Parlons des inconvénients soulevés par les détracteurs de la soie naturelle (détracteurs qui, bien souvent, ne l’ont jamais testée). Ils sont essentiellement de deux ordres :

1 – La soie naturelle nécessite plus d’entretien.

– S’agissant du séchage : en rentrant de la pêche, il suffit de dérouler la ligne sur un journal déplié ou sur quelques feuilles de Sopalin (cela prend trente secondes) et de la laisser sécher durant la nuit.

– S’agissant du graissage : deux à trois minutes suffisent avant de commencer la partie de pêche.

Je rappelle ici que si l’on veut bénéficier d’une flottaison haute, pendant quatre ou cinq heures, avec la meilleure artificielle, il est nécessaire préalablement de la nettoyer, de l’essuyer et de la graisser.

Je ne vois donc pas où est la contrainte supplémentaire !

Mais il est vrai que beaucoup de pêcheurs, parfois par méconnaissance, souvent par négligence (ou l’inverse) ne graissent jamais leur artificielle, se privant du même coup d’un grand agrément d’utilisation.

2 – La soie naturelle est plus onéreuse à l’achat.

C’est vrai d’une bonne soie naturelle, mais comme elle dure de trois à cinq fois plus longtemps…

Je vous livre une suggestion permettant d’abaisser le coût de la facture.

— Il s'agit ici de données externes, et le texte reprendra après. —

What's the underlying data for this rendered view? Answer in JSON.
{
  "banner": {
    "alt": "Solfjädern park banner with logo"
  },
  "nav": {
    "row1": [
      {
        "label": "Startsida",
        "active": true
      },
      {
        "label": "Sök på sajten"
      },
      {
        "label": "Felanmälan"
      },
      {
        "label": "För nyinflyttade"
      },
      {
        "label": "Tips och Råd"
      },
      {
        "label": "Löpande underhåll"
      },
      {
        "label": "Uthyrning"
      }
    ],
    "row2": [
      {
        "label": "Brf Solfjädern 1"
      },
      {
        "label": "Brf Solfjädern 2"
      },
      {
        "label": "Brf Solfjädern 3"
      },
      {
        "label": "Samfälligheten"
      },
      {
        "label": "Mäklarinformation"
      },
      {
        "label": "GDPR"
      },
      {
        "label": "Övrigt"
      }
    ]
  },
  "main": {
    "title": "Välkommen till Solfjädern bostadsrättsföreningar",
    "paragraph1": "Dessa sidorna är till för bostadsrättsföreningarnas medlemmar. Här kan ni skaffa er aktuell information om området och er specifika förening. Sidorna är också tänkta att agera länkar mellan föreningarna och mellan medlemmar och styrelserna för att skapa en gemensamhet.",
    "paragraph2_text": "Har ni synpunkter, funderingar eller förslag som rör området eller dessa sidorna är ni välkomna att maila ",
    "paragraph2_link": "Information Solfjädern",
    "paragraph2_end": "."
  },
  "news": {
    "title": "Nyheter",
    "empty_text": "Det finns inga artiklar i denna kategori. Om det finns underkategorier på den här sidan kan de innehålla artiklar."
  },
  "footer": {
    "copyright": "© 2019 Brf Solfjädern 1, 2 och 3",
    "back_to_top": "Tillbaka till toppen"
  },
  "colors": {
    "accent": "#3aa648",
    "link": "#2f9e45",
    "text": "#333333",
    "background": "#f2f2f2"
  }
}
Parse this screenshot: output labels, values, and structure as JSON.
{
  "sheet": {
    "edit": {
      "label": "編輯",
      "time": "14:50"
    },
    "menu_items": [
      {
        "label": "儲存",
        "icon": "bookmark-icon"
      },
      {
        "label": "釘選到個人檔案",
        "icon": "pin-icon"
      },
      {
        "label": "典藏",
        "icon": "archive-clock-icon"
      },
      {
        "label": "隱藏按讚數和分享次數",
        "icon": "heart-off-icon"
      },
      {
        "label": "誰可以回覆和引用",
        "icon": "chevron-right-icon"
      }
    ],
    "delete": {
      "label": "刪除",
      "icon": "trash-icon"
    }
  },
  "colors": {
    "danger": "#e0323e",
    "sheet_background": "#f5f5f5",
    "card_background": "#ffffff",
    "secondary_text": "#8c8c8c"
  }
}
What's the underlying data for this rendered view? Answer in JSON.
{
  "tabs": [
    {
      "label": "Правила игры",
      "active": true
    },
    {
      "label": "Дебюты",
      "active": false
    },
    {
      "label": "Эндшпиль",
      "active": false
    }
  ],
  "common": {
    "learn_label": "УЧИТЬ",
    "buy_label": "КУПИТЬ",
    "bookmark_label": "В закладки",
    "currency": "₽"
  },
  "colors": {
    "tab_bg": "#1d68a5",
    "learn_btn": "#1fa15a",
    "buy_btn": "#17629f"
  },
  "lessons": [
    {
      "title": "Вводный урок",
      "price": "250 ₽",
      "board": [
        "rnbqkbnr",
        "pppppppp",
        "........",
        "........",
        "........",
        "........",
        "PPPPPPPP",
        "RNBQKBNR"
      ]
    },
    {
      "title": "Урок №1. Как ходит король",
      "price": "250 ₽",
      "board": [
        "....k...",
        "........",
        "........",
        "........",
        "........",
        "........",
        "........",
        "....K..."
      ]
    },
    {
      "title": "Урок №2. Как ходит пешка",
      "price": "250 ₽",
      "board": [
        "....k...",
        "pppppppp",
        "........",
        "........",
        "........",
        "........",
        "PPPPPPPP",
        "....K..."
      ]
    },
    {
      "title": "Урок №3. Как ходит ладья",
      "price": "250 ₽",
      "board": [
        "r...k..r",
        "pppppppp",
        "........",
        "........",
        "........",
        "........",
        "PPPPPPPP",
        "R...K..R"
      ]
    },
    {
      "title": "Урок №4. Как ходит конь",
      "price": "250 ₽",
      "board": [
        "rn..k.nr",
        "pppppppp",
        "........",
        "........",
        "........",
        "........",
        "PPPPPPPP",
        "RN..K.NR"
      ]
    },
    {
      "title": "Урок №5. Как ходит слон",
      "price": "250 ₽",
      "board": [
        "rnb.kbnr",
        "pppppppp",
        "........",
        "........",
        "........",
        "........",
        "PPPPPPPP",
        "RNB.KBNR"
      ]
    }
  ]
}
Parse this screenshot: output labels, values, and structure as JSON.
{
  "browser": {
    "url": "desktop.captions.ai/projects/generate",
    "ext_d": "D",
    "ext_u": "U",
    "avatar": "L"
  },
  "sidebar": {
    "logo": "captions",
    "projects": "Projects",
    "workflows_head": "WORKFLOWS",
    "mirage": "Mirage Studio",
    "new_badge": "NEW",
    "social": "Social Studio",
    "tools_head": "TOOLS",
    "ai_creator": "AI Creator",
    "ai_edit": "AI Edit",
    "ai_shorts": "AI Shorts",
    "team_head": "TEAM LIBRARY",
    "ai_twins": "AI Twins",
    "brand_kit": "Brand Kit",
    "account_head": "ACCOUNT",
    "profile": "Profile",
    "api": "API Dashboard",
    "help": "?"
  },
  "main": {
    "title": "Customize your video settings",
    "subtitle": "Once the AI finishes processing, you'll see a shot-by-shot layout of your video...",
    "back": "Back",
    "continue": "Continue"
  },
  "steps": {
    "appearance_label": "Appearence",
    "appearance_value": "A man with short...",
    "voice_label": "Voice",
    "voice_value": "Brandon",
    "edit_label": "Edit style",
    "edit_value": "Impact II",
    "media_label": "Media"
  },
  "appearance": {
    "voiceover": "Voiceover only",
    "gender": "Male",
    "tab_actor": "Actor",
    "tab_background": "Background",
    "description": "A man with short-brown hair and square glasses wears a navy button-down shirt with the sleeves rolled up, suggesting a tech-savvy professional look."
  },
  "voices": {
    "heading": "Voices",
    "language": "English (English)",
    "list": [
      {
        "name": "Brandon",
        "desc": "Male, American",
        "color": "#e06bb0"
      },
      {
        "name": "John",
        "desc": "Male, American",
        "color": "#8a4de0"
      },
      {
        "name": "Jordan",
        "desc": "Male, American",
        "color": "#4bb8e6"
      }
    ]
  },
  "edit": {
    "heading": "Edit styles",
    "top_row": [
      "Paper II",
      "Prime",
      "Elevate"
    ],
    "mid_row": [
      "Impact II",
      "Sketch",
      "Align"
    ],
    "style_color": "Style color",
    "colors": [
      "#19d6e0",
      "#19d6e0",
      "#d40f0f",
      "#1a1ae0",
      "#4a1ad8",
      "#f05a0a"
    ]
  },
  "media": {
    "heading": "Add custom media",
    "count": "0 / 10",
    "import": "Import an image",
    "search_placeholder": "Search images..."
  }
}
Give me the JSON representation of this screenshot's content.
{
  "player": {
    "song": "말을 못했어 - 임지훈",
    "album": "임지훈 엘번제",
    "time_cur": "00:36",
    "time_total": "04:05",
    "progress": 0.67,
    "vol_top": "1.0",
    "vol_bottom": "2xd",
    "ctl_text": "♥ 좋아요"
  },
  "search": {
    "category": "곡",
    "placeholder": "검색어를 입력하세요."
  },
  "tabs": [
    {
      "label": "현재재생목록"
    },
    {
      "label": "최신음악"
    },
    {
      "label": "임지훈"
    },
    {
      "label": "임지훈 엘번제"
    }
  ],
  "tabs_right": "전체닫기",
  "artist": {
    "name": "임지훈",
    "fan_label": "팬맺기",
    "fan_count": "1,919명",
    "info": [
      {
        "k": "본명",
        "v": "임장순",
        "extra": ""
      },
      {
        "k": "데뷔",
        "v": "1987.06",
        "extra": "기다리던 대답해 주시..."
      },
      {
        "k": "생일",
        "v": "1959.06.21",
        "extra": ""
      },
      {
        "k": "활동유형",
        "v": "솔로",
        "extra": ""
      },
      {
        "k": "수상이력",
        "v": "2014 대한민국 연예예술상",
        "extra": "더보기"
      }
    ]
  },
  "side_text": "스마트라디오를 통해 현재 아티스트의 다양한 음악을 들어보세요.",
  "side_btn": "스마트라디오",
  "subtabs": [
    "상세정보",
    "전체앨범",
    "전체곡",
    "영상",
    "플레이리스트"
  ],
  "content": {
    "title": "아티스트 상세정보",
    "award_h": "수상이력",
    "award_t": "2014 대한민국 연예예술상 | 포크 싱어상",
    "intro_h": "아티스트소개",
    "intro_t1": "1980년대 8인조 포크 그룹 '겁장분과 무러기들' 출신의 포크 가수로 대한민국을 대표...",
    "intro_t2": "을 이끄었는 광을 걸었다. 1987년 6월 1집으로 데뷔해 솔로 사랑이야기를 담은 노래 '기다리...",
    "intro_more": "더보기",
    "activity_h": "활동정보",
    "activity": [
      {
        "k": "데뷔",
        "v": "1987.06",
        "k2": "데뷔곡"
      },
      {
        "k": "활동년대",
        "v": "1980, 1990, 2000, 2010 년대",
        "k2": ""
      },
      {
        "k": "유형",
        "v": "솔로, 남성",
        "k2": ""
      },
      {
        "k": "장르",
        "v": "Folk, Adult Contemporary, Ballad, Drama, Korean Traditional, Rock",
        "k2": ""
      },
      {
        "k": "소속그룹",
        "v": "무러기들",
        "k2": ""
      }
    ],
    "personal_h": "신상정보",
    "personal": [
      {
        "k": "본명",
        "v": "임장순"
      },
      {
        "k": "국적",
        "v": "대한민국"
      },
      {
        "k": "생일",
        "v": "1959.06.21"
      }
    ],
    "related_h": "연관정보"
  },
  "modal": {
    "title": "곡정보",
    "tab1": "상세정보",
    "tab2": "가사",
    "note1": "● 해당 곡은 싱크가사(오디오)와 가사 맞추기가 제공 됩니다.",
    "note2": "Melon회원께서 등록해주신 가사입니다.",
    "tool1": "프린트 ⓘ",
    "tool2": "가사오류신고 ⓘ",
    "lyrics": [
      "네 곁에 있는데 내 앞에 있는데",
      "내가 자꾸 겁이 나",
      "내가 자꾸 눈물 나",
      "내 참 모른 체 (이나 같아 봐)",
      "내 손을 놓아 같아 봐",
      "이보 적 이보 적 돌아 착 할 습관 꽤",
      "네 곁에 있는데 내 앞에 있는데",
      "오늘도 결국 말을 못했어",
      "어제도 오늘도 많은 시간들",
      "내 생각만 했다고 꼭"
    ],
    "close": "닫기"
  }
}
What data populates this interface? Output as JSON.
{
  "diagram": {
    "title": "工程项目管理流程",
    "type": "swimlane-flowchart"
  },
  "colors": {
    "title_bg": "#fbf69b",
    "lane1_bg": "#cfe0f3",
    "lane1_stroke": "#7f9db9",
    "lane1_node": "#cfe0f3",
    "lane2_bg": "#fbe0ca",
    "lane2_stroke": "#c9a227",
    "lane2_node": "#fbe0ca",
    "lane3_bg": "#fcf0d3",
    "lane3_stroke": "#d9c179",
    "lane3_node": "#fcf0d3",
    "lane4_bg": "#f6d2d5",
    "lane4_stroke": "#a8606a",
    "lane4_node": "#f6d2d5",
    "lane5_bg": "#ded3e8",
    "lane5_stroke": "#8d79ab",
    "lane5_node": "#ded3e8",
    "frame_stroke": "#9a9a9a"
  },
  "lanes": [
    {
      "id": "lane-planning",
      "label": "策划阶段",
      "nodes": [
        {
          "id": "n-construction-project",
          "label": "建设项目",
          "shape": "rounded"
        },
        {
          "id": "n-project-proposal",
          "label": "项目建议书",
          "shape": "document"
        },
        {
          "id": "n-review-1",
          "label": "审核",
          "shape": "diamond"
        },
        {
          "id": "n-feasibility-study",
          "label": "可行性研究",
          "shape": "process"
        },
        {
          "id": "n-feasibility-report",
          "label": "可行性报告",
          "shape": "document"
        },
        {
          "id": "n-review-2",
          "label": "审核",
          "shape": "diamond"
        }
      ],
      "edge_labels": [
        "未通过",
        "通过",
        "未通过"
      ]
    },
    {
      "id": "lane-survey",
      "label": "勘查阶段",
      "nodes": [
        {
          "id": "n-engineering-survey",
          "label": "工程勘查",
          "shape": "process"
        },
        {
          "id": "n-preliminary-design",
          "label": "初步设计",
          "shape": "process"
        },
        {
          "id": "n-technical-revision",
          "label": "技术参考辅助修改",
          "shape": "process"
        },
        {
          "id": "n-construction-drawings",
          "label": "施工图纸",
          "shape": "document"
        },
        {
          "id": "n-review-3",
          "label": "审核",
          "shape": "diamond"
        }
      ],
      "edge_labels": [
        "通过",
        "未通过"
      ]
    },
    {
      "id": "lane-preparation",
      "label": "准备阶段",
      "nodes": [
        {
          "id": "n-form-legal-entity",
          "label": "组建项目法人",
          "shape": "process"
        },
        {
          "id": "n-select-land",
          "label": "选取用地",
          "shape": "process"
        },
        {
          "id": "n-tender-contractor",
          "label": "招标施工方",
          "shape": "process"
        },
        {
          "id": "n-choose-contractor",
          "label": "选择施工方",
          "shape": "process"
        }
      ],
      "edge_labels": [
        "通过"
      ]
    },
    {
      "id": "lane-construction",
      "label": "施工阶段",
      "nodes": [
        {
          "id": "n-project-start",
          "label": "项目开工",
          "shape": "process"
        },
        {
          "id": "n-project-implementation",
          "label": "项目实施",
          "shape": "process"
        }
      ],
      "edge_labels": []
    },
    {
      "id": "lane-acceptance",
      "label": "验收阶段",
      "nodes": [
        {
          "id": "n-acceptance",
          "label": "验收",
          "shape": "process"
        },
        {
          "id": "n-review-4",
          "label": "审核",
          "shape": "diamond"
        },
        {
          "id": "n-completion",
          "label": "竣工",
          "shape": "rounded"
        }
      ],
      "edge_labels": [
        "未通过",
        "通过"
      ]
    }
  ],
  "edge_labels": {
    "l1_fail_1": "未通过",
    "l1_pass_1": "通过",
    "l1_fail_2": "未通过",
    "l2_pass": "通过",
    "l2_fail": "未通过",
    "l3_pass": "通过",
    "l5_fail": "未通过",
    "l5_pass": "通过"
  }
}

Achetez avec un ami, une DT de 27 m de longueur, à fuseaux courts pour un peu moins de 200 euros. Coupez la en deux et prenez un simple fuseau de 13,5 m chacun. C’est bien suffisant dans nos rivières bretonnes. Et oubliez les WF qui ne présentent, de mon point de vue, aucun intérêt pour le pêcheur.

Maintenant trois remarques importantes pour apprécier au mieux votre soie naturelle :

a – Utilisez une canne d’action douce voire parabolique (il en existe en refendu, en fibre de verre, mais également en carbone) car une soie naturelle est une soie lente qui s’accommode mal d’une canne rapide d’action de pointe.

b – Ne sous-chargez pas votre canne d’un numéro par rapport à une artificielle, comme on le voit parfois écrit. Si vous pêchez habituellement avec un à cinq mètres de soie sortis, il vaut même mieux surcharger (cela vaut aussi pour les soies artificielles).

c – Choisissez LA bonne soie naturelle. Après les avoir toutes achetées et testées (les fabricants sont peu nombreux dans le monde), une seule est vraiment performante.

Elle est fabriquée en France par un Anglais installé dans la région de Saumur. C’est la plus chère mais, en la matière, vouloir faire des économies, c’est aller au devant de désillusions certaines.

De mon point de vue, aucune des autres ne vaut une bonne soie artificielle.

Pour conclure, si vous souhaitez améliorer, voire sublimer, votre pratique de la pêche de la truite à la mouche, faites l’essai d’une bonne soie naturelle.

En termes de confort, de plaisir de lancer et d’efficacité, c’est du pur bonheur.